Senado pode votar programa de fertilizantes em até 30 dias, afirma Laércio Oliveira

Projeto busca reduzir a dependência externa do Brasil, que importa quase 90% dos fertilizantes que utiliza

Por Estadao Conteudo Publicado em 22/06/2026 às 12:52
Laércio Oliveira Geraldo Magela/Agência Senado

O senador Laércio Oliveira (PP-SE) afirmou nesta segunda-feira, 22, que o Senado deve aprovar, em até um mês, o Programa Nacional de Fertilizantes. Segundo o parlamentar, a iniciativa tem como objetivo diminuir a dependência do Brasil em relação à importação de fertilizantes, por meio de linhas de financiamento, desonerações e crédito fiscal.

O Brasil importa quase 90% dos fertilizantes que utiliza. Oliveira é autor do Projeto de Lei (PL 699/2023), que institui o Programa de Desenvolvimento da Indústria de Fertilizantes (Profert), e também foi relator da Lei do Gás, que completa cinco anos. O combustível está diretamente ligado à produção do setor de fertilizantes.

De acordo com o senador, o texto já foi aprovado na Câmara dos Deputados e devolvido ao Senado para uma breve tramitação. A meta, segundo ele, é oferecer ao País uma legislação que estimule e desonere a produção nacional de fertilizantes, assegure a competitividade à indústria brasileira e reduza a dependência de produtos importados.

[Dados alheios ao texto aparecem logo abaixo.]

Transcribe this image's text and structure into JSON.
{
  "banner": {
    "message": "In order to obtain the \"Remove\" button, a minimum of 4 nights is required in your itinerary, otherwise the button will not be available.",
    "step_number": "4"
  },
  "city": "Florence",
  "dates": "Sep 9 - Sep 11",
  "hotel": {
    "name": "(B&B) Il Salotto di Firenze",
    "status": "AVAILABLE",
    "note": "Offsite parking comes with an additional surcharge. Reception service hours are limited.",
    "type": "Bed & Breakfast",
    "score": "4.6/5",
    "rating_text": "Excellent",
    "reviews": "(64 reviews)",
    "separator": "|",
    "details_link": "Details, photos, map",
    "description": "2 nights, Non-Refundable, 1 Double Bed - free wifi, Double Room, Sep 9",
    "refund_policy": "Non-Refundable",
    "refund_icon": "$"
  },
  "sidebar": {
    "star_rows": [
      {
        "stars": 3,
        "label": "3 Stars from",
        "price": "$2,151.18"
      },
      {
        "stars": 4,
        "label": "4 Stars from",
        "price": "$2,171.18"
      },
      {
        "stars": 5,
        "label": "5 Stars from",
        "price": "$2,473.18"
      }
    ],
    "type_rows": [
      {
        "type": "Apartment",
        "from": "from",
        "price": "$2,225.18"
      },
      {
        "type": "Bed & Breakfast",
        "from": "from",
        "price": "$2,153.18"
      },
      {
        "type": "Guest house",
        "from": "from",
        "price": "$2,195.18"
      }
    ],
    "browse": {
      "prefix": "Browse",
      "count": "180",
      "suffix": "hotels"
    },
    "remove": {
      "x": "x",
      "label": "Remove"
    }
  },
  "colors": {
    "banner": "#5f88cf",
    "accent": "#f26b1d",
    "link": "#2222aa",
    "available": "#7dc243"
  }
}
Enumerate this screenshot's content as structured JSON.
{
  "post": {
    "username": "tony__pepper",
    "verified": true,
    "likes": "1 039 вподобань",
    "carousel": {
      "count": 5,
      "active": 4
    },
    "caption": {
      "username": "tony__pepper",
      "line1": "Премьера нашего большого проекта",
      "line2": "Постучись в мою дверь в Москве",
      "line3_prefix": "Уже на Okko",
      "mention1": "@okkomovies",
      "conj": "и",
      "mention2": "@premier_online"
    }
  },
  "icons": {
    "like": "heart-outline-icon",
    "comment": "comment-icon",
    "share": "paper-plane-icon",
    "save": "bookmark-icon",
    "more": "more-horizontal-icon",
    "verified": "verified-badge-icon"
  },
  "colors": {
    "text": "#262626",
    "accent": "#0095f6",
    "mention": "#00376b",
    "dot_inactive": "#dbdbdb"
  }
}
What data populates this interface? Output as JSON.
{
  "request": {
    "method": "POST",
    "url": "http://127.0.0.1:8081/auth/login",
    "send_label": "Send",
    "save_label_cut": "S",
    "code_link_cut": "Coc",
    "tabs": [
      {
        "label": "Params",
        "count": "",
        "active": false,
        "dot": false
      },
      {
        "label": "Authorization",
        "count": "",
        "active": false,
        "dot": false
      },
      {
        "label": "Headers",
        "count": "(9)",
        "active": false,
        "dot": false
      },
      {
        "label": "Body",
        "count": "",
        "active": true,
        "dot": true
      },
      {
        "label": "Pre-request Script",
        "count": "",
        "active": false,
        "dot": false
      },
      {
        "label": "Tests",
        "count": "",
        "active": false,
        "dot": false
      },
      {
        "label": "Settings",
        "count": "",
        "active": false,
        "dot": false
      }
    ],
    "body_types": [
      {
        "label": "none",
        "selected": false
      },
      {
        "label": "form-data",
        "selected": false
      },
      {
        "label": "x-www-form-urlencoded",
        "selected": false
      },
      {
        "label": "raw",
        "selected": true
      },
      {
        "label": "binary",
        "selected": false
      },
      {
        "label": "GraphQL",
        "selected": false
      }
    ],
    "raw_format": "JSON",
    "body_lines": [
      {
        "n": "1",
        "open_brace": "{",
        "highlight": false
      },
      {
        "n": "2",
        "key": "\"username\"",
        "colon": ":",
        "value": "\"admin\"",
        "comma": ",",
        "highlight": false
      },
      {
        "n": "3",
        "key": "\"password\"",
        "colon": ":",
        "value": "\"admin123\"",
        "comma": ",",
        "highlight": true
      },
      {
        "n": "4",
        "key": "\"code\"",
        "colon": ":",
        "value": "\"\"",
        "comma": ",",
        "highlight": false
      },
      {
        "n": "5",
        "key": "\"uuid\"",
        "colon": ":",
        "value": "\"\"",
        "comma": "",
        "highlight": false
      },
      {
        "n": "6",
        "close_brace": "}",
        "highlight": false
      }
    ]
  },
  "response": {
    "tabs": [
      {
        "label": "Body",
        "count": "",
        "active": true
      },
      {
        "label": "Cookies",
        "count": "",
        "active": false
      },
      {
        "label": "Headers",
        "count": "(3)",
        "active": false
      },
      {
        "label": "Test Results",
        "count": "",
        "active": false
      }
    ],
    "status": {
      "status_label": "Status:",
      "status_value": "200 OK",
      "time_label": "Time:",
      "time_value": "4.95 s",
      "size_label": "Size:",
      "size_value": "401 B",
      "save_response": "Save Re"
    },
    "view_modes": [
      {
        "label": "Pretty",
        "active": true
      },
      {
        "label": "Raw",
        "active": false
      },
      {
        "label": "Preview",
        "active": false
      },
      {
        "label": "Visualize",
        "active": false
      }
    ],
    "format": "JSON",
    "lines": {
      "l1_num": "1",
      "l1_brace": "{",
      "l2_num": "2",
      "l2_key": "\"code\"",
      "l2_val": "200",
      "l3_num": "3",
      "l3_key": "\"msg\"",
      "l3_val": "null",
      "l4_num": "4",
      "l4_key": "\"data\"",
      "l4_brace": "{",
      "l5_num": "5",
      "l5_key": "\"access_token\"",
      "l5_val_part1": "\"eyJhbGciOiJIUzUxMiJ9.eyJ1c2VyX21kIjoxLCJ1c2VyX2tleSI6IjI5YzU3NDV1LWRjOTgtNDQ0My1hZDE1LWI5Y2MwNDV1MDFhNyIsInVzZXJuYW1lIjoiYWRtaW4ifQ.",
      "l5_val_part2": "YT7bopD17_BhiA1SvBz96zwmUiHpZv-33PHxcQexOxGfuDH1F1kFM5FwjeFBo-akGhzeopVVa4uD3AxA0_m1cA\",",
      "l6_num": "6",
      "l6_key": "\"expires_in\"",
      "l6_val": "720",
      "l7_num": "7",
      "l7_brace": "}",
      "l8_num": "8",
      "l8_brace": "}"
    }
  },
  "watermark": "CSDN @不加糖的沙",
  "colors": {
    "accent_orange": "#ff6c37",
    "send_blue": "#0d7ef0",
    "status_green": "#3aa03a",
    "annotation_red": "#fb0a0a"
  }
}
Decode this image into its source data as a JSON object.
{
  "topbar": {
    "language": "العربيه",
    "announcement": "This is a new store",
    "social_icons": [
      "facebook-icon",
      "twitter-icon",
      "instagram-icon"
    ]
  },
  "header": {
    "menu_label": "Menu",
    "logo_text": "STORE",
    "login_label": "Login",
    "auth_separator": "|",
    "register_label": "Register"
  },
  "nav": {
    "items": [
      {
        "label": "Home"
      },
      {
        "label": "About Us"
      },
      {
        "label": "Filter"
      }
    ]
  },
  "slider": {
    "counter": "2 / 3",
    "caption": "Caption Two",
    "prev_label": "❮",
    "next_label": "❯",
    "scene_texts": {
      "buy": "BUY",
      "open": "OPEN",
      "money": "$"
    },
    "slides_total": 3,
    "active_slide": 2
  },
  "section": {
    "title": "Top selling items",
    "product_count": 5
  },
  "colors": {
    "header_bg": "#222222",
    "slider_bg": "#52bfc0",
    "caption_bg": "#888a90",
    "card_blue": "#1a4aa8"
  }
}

"O Profet fez a tramitação devida e volta agora ao Senado. Eu tenho uma expectativa de, com a graça de Deus, entregar nos próximos 30 dias ao Brasil a aprovação do Programa Nacional de Fertilizantes, um estímulo à indústria brasileira para que o país deixe de ter a dependência de fertilizantes importados", disse o senador, durante evento comemorativo dos cinco anos da Lei do Gás, na Fundação Getúlio Vargas (FGV), no Rio de Janeiro.

Oliveira também avaliou que a nova Lei do Gás representou “um passo decisivo”, mas ressaltou que “o trabalho não terminou”. Entre os próximos desafios, ele citou a expansão da infraestrutura de transporte, o fortalecimento da integração entre mercados regionais, a ampliação do acesso ao gás e a consolidação de um ambiente regulatório “mais previsível e mais eficiente”.

O parlamentar elogiou ainda a atuação da Agência Nacional do Petróleo, Gás Natural e Biocombustíveis (ANP), citando ações como a revisão tarifária do transporte, regras de acesso ao escoamento e processamento e medidas de desconcentração de mercado.